The picture with this article is of my friend Brad, a Marine with the 8th Marines Regiment. I've been very concerned about him and haven't heard from him since he called in August. It's a relief to know he is doing okay.
What I love about this picture is that I can tell from the look on his face that he is loving life. THIS is the shit he has been dying to do for years; he has missed one deployment after another and has been waiting for his chance to use his skills. He looks like he is in his element and for that reason alone, the picture makes me happy.

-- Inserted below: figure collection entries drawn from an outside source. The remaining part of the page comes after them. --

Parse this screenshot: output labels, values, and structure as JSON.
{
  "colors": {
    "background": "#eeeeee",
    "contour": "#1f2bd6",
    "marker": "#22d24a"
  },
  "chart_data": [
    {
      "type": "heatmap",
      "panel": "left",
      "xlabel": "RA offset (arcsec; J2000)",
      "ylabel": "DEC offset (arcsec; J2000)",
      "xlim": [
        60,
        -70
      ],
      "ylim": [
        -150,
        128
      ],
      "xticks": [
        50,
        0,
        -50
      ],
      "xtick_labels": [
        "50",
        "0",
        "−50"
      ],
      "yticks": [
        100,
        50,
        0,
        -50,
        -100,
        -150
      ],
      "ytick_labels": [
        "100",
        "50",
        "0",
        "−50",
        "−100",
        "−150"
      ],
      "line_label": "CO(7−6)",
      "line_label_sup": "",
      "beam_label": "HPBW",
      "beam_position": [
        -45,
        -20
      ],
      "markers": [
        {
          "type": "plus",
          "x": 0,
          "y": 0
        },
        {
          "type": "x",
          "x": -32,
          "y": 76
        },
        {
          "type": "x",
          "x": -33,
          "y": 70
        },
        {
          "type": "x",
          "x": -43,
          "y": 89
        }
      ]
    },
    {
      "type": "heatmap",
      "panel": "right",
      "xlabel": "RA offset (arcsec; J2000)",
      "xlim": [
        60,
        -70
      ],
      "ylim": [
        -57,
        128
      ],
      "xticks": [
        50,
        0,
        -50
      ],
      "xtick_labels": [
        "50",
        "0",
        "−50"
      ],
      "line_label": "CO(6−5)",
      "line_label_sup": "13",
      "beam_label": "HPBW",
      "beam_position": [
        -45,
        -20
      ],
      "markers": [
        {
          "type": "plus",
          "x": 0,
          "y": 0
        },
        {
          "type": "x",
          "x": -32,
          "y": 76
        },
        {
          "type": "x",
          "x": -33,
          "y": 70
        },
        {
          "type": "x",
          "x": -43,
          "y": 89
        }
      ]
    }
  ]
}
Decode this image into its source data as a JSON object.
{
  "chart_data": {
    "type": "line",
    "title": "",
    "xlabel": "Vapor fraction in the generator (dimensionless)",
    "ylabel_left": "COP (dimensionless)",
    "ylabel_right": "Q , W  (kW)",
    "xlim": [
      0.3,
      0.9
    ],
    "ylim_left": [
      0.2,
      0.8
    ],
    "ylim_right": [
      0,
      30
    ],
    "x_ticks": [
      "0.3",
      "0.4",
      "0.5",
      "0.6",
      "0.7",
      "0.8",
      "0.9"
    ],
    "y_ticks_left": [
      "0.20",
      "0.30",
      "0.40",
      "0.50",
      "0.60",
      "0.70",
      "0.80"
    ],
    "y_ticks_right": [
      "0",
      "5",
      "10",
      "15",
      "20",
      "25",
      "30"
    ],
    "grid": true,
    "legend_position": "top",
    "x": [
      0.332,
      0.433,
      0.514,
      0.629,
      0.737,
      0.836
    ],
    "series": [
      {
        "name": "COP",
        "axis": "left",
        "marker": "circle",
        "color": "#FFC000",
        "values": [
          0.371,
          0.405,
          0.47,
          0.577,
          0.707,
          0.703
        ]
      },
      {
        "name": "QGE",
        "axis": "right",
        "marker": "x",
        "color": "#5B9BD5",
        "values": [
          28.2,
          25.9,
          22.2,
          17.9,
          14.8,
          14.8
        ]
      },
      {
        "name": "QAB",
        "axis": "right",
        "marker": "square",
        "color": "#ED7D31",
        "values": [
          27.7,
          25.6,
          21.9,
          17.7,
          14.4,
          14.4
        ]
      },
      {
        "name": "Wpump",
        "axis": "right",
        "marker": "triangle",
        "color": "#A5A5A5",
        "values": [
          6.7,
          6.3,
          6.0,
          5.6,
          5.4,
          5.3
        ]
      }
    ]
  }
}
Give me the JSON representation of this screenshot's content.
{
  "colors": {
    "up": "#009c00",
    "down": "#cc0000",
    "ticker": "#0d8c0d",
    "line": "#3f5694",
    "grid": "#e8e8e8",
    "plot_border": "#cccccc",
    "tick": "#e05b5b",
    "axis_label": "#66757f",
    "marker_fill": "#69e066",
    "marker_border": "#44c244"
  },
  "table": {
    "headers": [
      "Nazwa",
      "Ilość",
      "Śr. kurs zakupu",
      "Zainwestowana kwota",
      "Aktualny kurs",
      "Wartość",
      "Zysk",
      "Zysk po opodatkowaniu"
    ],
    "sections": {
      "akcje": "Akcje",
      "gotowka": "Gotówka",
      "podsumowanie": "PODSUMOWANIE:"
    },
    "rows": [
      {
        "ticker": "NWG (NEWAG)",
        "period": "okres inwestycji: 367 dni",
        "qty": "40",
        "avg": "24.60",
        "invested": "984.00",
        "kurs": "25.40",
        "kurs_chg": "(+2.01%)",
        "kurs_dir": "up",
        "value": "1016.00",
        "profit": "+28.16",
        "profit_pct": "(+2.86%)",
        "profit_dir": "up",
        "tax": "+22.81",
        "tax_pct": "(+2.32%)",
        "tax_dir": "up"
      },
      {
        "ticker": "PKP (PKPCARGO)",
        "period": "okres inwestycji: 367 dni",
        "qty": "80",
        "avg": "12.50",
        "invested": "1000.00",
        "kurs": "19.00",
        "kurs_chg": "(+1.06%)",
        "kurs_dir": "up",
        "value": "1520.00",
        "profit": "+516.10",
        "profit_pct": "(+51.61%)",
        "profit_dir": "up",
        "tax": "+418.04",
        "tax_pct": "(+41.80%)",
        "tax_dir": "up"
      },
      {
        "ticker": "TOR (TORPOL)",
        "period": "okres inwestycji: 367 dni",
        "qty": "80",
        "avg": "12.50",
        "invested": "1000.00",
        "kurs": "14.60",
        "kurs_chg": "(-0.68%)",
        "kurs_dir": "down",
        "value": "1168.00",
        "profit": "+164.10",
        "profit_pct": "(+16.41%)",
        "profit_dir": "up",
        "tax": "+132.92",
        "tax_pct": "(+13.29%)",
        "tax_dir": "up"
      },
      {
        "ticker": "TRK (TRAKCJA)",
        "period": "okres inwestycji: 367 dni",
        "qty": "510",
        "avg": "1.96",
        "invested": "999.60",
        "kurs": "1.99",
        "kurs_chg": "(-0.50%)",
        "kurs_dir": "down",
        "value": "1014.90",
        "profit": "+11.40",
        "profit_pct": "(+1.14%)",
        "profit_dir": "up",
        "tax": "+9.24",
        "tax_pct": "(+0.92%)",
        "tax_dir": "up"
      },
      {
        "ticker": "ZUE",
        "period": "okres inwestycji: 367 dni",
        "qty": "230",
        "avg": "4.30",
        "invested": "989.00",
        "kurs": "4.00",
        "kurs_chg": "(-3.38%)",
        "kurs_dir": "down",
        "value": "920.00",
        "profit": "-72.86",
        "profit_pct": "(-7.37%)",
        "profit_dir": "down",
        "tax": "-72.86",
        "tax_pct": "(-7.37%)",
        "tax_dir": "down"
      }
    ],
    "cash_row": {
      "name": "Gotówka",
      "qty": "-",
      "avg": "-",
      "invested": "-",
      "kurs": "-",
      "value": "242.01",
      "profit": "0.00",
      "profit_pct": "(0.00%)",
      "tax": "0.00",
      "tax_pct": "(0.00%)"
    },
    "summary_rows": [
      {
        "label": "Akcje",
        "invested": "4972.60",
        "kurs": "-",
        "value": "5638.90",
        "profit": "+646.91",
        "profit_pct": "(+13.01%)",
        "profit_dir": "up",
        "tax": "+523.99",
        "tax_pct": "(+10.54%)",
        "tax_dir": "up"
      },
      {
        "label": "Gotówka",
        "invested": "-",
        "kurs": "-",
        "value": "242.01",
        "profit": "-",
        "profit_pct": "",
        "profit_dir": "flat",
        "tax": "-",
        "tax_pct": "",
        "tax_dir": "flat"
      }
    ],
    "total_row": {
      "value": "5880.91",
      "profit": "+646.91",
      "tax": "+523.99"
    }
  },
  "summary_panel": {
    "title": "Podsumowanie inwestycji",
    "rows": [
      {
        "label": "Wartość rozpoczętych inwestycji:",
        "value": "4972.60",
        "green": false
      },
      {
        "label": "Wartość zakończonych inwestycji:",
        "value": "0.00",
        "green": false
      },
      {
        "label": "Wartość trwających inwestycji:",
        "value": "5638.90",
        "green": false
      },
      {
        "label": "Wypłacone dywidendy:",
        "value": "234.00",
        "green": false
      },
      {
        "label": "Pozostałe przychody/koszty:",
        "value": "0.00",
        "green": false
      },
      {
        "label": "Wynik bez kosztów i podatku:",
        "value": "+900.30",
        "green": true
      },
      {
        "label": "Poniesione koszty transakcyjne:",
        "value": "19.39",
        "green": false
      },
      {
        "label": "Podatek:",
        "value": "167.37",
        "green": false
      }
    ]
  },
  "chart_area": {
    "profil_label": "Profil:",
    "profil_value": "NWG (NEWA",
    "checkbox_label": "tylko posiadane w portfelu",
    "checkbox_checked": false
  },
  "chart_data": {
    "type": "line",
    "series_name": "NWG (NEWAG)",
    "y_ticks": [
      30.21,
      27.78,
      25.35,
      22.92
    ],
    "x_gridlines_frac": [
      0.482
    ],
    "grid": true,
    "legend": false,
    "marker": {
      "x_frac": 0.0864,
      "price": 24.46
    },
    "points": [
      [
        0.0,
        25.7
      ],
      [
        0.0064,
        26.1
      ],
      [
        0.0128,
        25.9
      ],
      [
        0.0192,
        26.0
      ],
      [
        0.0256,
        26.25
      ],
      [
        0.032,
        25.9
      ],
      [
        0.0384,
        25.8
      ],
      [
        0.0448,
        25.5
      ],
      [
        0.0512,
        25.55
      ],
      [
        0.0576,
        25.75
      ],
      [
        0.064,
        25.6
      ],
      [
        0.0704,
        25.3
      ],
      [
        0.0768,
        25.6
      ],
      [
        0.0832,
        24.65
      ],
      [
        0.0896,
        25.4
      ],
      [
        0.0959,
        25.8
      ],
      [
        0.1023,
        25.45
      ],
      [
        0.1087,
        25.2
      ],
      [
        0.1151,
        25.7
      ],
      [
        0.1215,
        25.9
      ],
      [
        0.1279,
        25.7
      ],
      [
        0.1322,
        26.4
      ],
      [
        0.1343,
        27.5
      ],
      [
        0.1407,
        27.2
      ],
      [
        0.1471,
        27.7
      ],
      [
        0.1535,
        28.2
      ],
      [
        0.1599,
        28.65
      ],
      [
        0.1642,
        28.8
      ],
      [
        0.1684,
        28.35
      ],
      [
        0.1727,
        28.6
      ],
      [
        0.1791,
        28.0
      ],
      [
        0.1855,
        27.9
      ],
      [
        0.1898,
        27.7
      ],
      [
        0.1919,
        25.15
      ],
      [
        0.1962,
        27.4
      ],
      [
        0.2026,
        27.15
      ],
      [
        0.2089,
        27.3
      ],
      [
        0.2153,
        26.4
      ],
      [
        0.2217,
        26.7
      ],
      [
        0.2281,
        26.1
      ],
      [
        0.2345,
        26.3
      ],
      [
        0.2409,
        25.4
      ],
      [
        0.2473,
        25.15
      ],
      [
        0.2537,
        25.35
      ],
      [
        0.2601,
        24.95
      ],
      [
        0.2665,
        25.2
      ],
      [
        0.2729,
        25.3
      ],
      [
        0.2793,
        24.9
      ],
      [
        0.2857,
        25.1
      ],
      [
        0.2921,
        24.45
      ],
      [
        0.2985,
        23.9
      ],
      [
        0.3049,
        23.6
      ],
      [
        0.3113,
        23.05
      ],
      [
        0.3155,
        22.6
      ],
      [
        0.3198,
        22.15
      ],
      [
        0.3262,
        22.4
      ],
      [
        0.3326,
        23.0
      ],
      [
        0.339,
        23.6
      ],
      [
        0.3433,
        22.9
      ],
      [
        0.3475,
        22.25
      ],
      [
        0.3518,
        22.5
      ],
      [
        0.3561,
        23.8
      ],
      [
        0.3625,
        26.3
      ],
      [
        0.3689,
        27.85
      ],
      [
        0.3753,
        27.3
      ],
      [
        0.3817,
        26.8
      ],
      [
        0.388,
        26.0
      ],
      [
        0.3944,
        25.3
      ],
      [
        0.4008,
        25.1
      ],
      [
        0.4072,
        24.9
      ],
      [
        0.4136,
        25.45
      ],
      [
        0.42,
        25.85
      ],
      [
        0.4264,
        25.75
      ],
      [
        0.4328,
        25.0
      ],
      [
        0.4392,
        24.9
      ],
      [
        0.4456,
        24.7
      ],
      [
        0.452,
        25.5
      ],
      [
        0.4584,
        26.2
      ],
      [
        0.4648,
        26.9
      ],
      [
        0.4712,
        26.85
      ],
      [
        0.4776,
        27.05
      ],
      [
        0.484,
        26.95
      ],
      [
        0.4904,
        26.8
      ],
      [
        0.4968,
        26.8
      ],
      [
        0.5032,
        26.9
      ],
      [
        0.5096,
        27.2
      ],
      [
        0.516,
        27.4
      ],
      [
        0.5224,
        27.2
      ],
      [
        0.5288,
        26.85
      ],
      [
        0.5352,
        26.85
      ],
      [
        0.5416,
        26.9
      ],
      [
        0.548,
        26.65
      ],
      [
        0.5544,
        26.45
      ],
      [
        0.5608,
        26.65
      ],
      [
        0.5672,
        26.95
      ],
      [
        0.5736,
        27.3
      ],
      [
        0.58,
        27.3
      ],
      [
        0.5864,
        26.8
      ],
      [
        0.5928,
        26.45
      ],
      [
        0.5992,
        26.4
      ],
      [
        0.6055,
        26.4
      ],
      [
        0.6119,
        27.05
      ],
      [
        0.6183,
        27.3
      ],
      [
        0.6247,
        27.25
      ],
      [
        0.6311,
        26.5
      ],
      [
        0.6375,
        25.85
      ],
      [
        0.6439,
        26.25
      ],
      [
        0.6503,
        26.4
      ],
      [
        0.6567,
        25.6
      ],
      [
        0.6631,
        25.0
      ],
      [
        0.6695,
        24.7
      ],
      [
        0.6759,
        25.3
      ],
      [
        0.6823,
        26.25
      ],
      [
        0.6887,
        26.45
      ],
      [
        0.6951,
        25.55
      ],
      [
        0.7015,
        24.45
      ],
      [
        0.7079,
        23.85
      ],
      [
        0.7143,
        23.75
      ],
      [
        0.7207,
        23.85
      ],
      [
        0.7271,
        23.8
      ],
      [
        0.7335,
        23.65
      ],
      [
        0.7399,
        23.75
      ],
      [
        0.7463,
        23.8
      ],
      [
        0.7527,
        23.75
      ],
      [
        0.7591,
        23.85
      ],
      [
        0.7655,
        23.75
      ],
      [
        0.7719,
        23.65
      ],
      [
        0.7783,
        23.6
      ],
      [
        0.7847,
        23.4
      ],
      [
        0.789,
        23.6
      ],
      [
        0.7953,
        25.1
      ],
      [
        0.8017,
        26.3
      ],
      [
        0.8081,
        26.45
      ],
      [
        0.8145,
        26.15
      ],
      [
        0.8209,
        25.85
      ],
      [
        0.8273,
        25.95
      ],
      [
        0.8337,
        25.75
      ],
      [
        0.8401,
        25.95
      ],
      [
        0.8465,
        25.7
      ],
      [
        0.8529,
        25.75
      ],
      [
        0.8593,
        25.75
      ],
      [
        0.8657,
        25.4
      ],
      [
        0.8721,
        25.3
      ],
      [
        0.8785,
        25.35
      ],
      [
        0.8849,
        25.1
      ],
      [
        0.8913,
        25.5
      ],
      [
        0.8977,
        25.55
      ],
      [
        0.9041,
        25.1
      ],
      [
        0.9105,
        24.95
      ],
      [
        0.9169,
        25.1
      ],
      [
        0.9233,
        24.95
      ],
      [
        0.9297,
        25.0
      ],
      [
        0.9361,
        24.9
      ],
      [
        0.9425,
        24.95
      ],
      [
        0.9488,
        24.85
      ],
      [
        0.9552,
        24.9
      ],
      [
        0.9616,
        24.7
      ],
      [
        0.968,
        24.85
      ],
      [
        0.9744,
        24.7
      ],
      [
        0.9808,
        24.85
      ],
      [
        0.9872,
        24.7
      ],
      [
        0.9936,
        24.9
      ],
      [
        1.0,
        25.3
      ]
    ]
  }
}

Brad is one of my closest friends. We've been through a lot together, including the break up of both our marriages and the death of his son. We've held each other up through some of the worst times imaginable and what always amazes me about Brad is that he never fails to make me laugh. There is always a laugh in him somewhere, no matter how sick or at whose expense, it is still good-natured humor and even on his worst day, Brad would rather laugh than cry. The only time I've ever seen him without words or a smile was after his son's death.
He is a unique individual full of life and positive energy. Like me, he overthinks everything to DEATH, but I love that about him. Sometimes it's amusing to watch him spin his wheels only because you can see how much he wishes he could stop; somedays no matter what I say to help pull him out of his own quicksand, nothing actually helps him. He is the kind of person that has to learn life's lessons by running his head into a brick wall; he heeds no one's warnings.
When I saw this picture on Yahoo of Brad, I felt nauseous. Immediately, I became terrified that the picture was precluding a story about his death or injury and I was too afraid to read further. All I could think was how my world would go dim without him.
Here is a blog I wrote about him back in April, right before he left:
"The Marines I have seen around the world have the cleanest bodies, the filthiest minds, the highest morale, and the lowest morals of any group of animals I have ever seen. Thank God for the United States Marine Corps!"
Eleanor Roosevelt, First Lady of the United States, 1945


He and I have loved each other and dragged this relationship through shit, through a LOT of shit in fact. Now, as he readies himself to deploy to Afghanistan, I have stood strong against what I know is an onslaught of emotion for him. He talks shit one minute, the next he's crying. His moods are all over the place, and I understand. I know he is teetering. Everything in his life has been teetering, watching his marriage fall apart, his career misfire, personal tragedy and pain. I've watched so much of it unravel. Now it all comes to rest on his shoulders as he tries to find a way to tie it in a knot before he goes away.

Make no mistake about it, as he leaves, he will tear one giant hole right through me on his way out. He's a Marine. He doesn't do anything in a small way. He needs so much from me that I almost don't know if I can do it. But I do it. I do it because I love him, because I know this is not a normal time in his life, because I can't possibly heap one more thing on him. And I let him tear through me, I let his emotions become my own, I let him run me down with his confusion, I let him hurt me by bringing him into me one last time, the intimacy almost too close to bear.

I make an allowance for his bad behavior because he is a Marine about to deploy, because I know he's not himself. Yet he has never been more himself for he IS a Marine through and through and this is who he is, in his natural habitat. Everything I love about him is also everything I hate.